Recent comments from Twitch stars who are women, like Hearthstone streamer Hafu Chan, show that sexist harassment on Twitch is still very much alive and well. In a 2016 interview with Fusion about streaming on Twitch, Chan said, "You just get harassed a lot." She recalls being called a "whore" and a racial slur, because she is Asian-American.
In response to comments similar to Chan's from other women streamers in September, Twitch pledged to work on new community moderation technology to stem the tide of sexist abuse on the platform.
"We take harassment very seriously at Twitch," Matthew DiPietro, Twitch's senior vice president of marketing, sent Motherboard in an emailed statement. "We're dedicated to improving our policies, products, and features to offer broadcasters the tools and flexibility to manage their channels how they see fit and to protect themselves against harassment and other inappropriate behavior."

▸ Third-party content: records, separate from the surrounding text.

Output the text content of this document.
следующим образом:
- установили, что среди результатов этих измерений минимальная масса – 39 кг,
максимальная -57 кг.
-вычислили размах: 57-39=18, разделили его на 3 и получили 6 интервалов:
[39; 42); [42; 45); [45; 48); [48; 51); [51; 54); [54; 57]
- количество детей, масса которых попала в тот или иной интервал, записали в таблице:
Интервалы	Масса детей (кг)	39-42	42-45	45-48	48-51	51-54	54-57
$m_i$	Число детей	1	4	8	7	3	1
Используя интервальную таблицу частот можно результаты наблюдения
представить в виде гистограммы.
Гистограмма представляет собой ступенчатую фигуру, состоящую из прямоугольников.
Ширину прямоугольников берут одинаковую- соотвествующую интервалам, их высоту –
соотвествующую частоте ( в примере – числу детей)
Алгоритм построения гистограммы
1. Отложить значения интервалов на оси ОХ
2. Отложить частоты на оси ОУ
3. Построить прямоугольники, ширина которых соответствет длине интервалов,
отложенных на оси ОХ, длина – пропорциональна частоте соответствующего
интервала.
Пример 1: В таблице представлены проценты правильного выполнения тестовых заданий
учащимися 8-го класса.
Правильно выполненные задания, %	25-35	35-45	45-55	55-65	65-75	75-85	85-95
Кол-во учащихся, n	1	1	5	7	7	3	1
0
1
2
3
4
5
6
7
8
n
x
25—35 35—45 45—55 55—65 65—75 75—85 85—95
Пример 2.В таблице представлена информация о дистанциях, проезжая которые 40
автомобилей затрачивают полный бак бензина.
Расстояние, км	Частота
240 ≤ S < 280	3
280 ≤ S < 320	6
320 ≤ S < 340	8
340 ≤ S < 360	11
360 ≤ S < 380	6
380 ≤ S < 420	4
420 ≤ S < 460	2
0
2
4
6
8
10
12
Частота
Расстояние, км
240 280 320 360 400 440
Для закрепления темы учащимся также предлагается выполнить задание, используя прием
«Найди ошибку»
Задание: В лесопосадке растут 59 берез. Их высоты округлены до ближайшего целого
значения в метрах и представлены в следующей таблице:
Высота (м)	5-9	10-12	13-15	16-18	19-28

Twitch currently offers streamers a harassment "toolkit" that includes the ability to ban certain words in chat, put aggressive users on a "time out," and more.
Beyond site infrastructure to deal with harassment, Ciampaglia highlighted the impressive amount of community self-moderation on display in their large dataset of Twitch comments.
"It seems there is good evidence from this data that there is a strong moderation system put in place by the users, by the community," he said. "This is encouraging news, I think."